Stanley Fischer resigns as Fed vice-chairman

Financial Times Financial Times

Departure of monetary policy hawk adds to leadership turbulence at US central bank

yesterday by: Sam Fleming in Washington

Stanley Fischer has submitted his resignation as vice-chairman of the Federal Reserve, adding to the turbulence at the US central bank as it faces a host of vacancies at its most senior levels.

In a letter to President Donald Trump, the former Bank of Israel chief said he would leave around October 13 for “personal reasons”, which he did not amplify. The 73-year-old Mr Fischer’s term as vice-chair, which began in May 2014, was not due to expire until June next year.

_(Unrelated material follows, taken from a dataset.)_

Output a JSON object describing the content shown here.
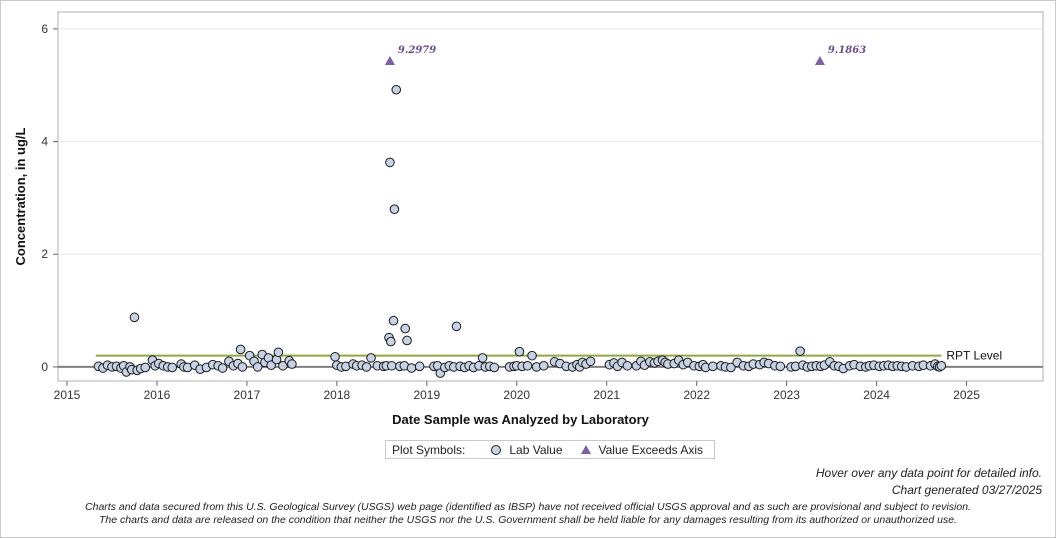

Mr Fischer’s departure comes amid a highly uncertain period for the Fed’s board of governors, leaving up to four of its seven seats vacant. It brings forward another opportunity for Mr Trump to recast the policy and direction of the central bank — as well as deepening the uncertainty within financial markets about its likely policy stance.

Mr Fischer has been a visceral opponent of Mr Trump’s efforts to deregulate the financial sector, giving the president an opportunity to put a Wall Street-friendly policymaker in the post. Mr Fischer was also seen as more hawkish than Janet Yellen, the Fed chair, and Mr Trump has publicly voiced support for keeping interest rates low for an extended period.

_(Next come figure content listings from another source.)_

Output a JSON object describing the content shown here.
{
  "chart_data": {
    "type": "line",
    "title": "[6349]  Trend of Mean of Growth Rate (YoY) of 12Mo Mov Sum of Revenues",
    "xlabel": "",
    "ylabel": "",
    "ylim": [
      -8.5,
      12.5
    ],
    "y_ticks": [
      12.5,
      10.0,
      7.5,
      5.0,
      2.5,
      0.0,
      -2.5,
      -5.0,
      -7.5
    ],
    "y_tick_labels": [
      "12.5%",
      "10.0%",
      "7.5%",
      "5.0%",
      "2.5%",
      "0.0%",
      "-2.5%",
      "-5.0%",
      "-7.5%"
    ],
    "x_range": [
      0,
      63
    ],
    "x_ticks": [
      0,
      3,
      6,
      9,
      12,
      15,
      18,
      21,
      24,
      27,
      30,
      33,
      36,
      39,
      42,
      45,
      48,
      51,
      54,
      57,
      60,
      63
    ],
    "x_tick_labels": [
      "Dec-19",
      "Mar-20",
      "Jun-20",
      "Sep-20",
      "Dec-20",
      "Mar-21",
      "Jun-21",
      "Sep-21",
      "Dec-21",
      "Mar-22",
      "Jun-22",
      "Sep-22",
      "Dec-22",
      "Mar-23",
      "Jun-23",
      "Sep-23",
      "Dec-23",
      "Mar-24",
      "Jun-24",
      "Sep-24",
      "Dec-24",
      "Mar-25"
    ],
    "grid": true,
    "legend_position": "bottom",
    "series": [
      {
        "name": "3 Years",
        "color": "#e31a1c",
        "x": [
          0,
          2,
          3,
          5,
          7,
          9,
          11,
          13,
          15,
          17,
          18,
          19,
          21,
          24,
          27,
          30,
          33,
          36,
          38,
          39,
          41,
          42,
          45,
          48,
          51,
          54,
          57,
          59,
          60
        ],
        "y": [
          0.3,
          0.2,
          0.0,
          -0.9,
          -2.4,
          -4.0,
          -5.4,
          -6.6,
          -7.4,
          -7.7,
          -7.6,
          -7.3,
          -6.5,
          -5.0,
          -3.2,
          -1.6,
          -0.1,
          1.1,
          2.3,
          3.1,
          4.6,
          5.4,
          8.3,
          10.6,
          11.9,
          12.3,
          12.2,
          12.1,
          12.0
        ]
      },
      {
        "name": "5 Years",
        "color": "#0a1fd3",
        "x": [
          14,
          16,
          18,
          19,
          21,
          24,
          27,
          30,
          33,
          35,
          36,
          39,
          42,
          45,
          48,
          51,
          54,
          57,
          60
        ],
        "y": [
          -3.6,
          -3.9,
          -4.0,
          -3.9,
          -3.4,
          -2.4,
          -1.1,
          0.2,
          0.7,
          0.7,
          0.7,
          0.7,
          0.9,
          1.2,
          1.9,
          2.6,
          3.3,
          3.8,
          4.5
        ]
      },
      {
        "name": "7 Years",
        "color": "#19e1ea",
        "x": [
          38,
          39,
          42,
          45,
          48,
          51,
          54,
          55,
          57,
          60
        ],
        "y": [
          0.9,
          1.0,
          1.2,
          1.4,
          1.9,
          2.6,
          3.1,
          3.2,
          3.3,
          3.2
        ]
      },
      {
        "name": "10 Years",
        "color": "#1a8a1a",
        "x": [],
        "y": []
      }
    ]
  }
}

“He represented the board internationally with distinction and led our efforts to foster financial stability, » Ms Yellen said. « I’m personally grateful for his friendship and his service. We will miss his wise counsel, good humour, and dry wit. »

Ms Yellen’s term as chair is up in February, and Mr Trump has made it clear he may not reappoint her; the possible candidates to replace her include Gary Cohn, the director of Mr Trump’s National Economic Council.

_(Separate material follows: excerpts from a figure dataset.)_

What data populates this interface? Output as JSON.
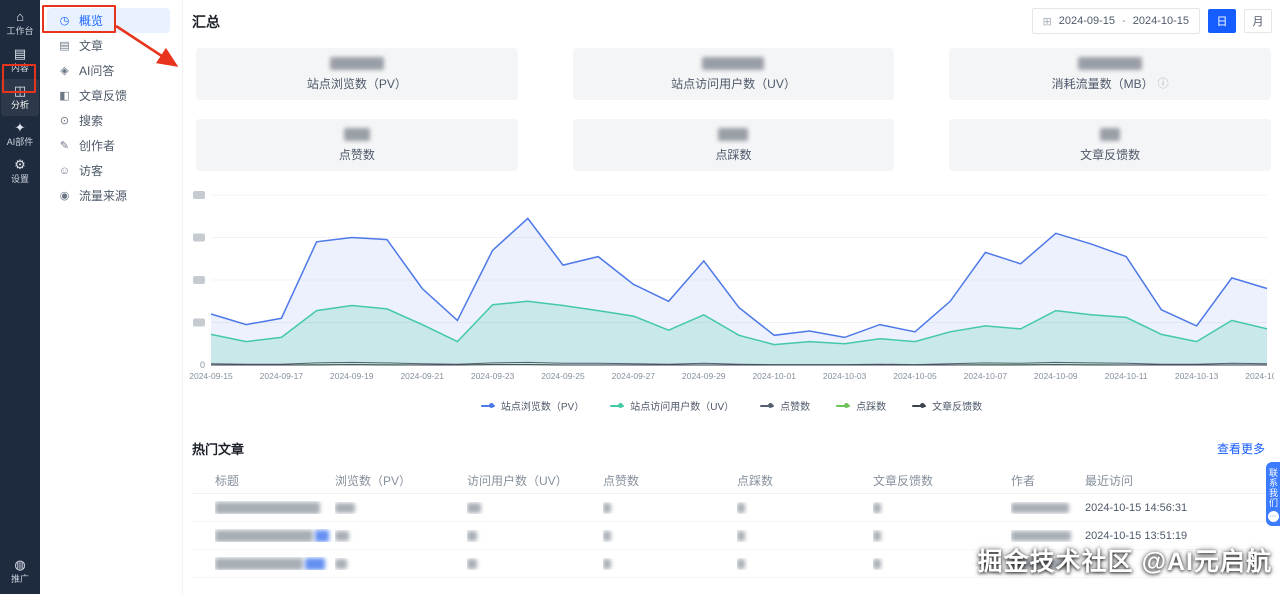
{
  "colors": {
    "accent": "#165dff",
    "annotation": "#e8341c",
    "rail_bg": "#1e2a3d",
    "card_bg": "#f4f5f7"
  },
  "left_rail": {
    "items": [
      {
        "label": "工作台",
        "icon": "workbench-icon"
      },
      {
        "label": "内容",
        "icon": "content-icon"
      },
      {
        "label": "分析",
        "icon": "analysis-icon"
      },
      {
        "label": "AI部件",
        "icon": "ai-parts-icon"
      },
      {
        "label": "设置",
        "icon": "settings-icon"
      }
    ],
    "bottom": {
      "label": "推广",
      "icon": "promotion-icon"
    }
  },
  "sidebar": {
    "items": [
      {
        "label": "概览",
        "icon": "overview-icon"
      },
      {
        "label": "文章",
        "icon": "article-icon"
      },
      {
        "label": "AI问答",
        "icon": "ai-qa-icon"
      },
      {
        "label": "文章反馈",
        "icon": "feedback-icon"
      },
      {
        "label": "搜索",
        "icon": "search-icon"
      },
      {
        "label": "创作者",
        "icon": "creator-icon"
      },
      {
        "label": "访客",
        "icon": "visitor-icon"
      },
      {
        "label": "流量来源",
        "icon": "traffic-source-icon"
      }
    ]
  },
  "header": {
    "title": "汇总",
    "date_start": "2024-09-15",
    "range_sep": "-",
    "date_end": "2024-10-15",
    "day_label": "日",
    "month_label": "月"
  },
  "stat_cards": [
    {
      "label": "站点浏览数（PV）"
    },
    {
      "label": "站点访问用户数（UV）"
    },
    {
      "label": "消耗流量数（MB）",
      "has_info": true,
      "info_icon": "ⓘ"
    },
    {
      "label": "点赞数"
    },
    {
      "label": "点踩数"
    },
    {
      "label": "文章反馈数"
    }
  ],
  "chart_data": {
    "type": "line",
    "title": "",
    "grid": true,
    "legend_position": "bottom",
    "ylim": [
      0,
      400
    ],
    "y_ticks": [
      0,
      100,
      200,
      300,
      400
    ],
    "y_labels_redacted": true,
    "x": [
      "2024-09-15",
      "2024-09-16",
      "2024-09-17",
      "2024-09-18",
      "2024-09-19",
      "2024-09-20",
      "2024-09-21",
      "2024-09-22",
      "2024-09-23",
      "2024-09-24",
      "2024-09-25",
      "2024-09-26",
      "2024-09-27",
      "2024-09-28",
      "2024-09-29",
      "2024-09-30",
      "2024-10-01",
      "2024-10-02",
      "2024-10-03",
      "2024-10-04",
      "2024-10-05",
      "2024-10-06",
      "2024-10-07",
      "2024-10-08",
      "2024-10-09",
      "2024-10-10",
      "2024-10-11",
      "2024-10-12",
      "2024-10-13",
      "2024-10-14",
      "2024-10-15"
    ],
    "x_tick_every": 2,
    "series": [
      {
        "name": "站点浏览数（PV）",
        "color": "#4c78e8",
        "fill": "rgba(76,120,232,0.10)",
        "values": [
          120,
          95,
          110,
          290,
          300,
          295,
          180,
          105,
          270,
          345,
          235,
          255,
          190,
          150,
          245,
          135,
          70,
          80,
          65,
          95,
          78,
          150,
          265,
          238,
          310,
          285,
          255,
          130,
          92,
          205,
          180
        ]
      },
      {
        "name": "站点访问用户数（UV）",
        "color": "#44c9a6",
        "fill": "rgba(68,201,166,0.22)",
        "values": [
          72,
          55,
          65,
          128,
          140,
          132,
          95,
          55,
          142,
          150,
          140,
          128,
          115,
          82,
          118,
          70,
          48,
          55,
          50,
          62,
          55,
          78,
          92,
          85,
          128,
          118,
          112,
          72,
          55,
          105,
          85
        ]
      },
      {
        "name": "点赞数",
        "color": "#55606e",
        "values": [
          3,
          2,
          2,
          5,
          6,
          5,
          3,
          2,
          5,
          6,
          4,
          4,
          3,
          2,
          4,
          2,
          1,
          1,
          1,
          2,
          1,
          3,
          5,
          4,
          6,
          5,
          4,
          2,
          2,
          4,
          3
        ]
      },
      {
        "name": "点踩数",
        "color": "#6ec25a",
        "values": [
          0,
          0,
          0,
          1,
          1,
          1,
          0,
          0,
          1,
          1,
          0,
          0,
          0,
          0,
          0,
          0,
          0,
          0,
          0,
          0,
          0,
          0,
          1,
          1,
          1,
          1,
          0,
          0,
          0,
          0,
          0
        ]
      },
      {
        "name": "文章反馈数",
        "color": "#3a4250",
        "values": [
          0,
          0,
          0,
          0,
          1,
          0,
          0,
          0,
          1,
          1,
          0,
          0,
          0,
          0,
          0,
          0,
          0,
          0,
          0,
          0,
          0,
          0,
          0,
          0,
          1,
          0,
          0,
          0,
          0,
          0,
          0
        ]
      }
    ]
  },
  "hot_articles": {
    "title": "热门文章",
    "view_more": "查看更多",
    "columns": [
      "标题",
      "浏览数（PV）",
      "访问用户数（UV）",
      "点赞数",
      "点踩数",
      "文章反馈数",
      "作者",
      "最近访问"
    ],
    "rows": [
      {
        "title_redacted": true,
        "last_visit": "2024-10-15 14:56:31"
      },
      {
        "title_redacted": true,
        "last_visit": "2024-10-15 13:51:19"
      },
      {
        "title_redacted": true,
        "last_visit": ""
      }
    ]
  },
  "contact_tab": {
    "label": "联系我们"
  },
  "watermark": "掘金技术社区 @AI元启航"
}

Lloyd Blankfein, chairman and chief executive of Goldman Sachs, where Mr Cohn worked until last year, said on Wednesday: “I don’t know that he reads a lot of policy papers let alone write them… [but] there’s nobody who has a better sense of markets or the consequences that decisions will have that are guided by market forces.”

In addition, Mr Trump has appointed Randal Quarles, a proponent of bank deregulation, to be the new vice-chair of financial supervision at the Fed — a nomination that needs to be confirmed by the Senate. The president has also been considering Marvin Goodfriend, a Carnegie Mellon University economist, for the board of governors, and a further board seat for a person with community banking experience also needs to be filled.

Mr Fischer was widely respected in central banking circles, having spent his entire career in global financial institutions, including the World Bank and International Monetary Fund, and academia’s leading economic departments, including the University of Chicago.

Mohamed El-Erian, chief economic adviser at Allianz, who worked under Mr Fischer at the IMF in the 1990s, said his departure was a loss not just for the Fed, but for the global central banking world.

“He brings to the table this very rare and unique combination of a very solid economics foundation, massive national and international experience . . . his widely admired judgment, and on top of that exceptional inter-personal skills,” Mr El-Erian said. “He will be missed in a big way.”

Mr Fischer was not expected to be reappointed as vice-chair when his term expired, although he would have had the option of staying on as a governor until 2020. He was known to have differed with Ms Yellen on occasions — in particular in September 2015, when he struck a publicly hawkish note on rates at a time when the Fed chair was planning to keep policy on hold.

In a recent interview with the Financial Times, Mr Fischer was also highly critical of Republican efforts to loosen the post-crisis regulatory regime, in forthright comments that broke with the veiled language normally used by central bankers. “After 10 years everybody wants to go back to a status quo before the great financial crisis. And I find that really extremely dangerous and extremely short-sighted,” he said at that time.

Born in the former UK protectorate of Northern Rhodesia, Mr Fischer holds dual US-Israeli nationality and served as the governor of the Bank of Israel from 2005 to 2013. He also worked as the first deputy managing director at the International Monetary Fund, the chief economist at the World Bank, and vice-chairman of Citigroup.

His academic work in the 1970s was highly influential, as he pushed the idea that activist central banks can stimulate economic activity. Ben Bernanke was one of Fischer’s PhD students at Massachusetts Institute of Technology; he subsequently pursued aggressive stimulus efforts during the financial crisis.

Mark Carney, the Bank of England governor, said: “The combination of his encyclopedic knowledge of economics, outstanding judgment, quiet leadership and his perennial good humour has helped policymakers around the world to navigate one of the most challenging periods in the global economy.”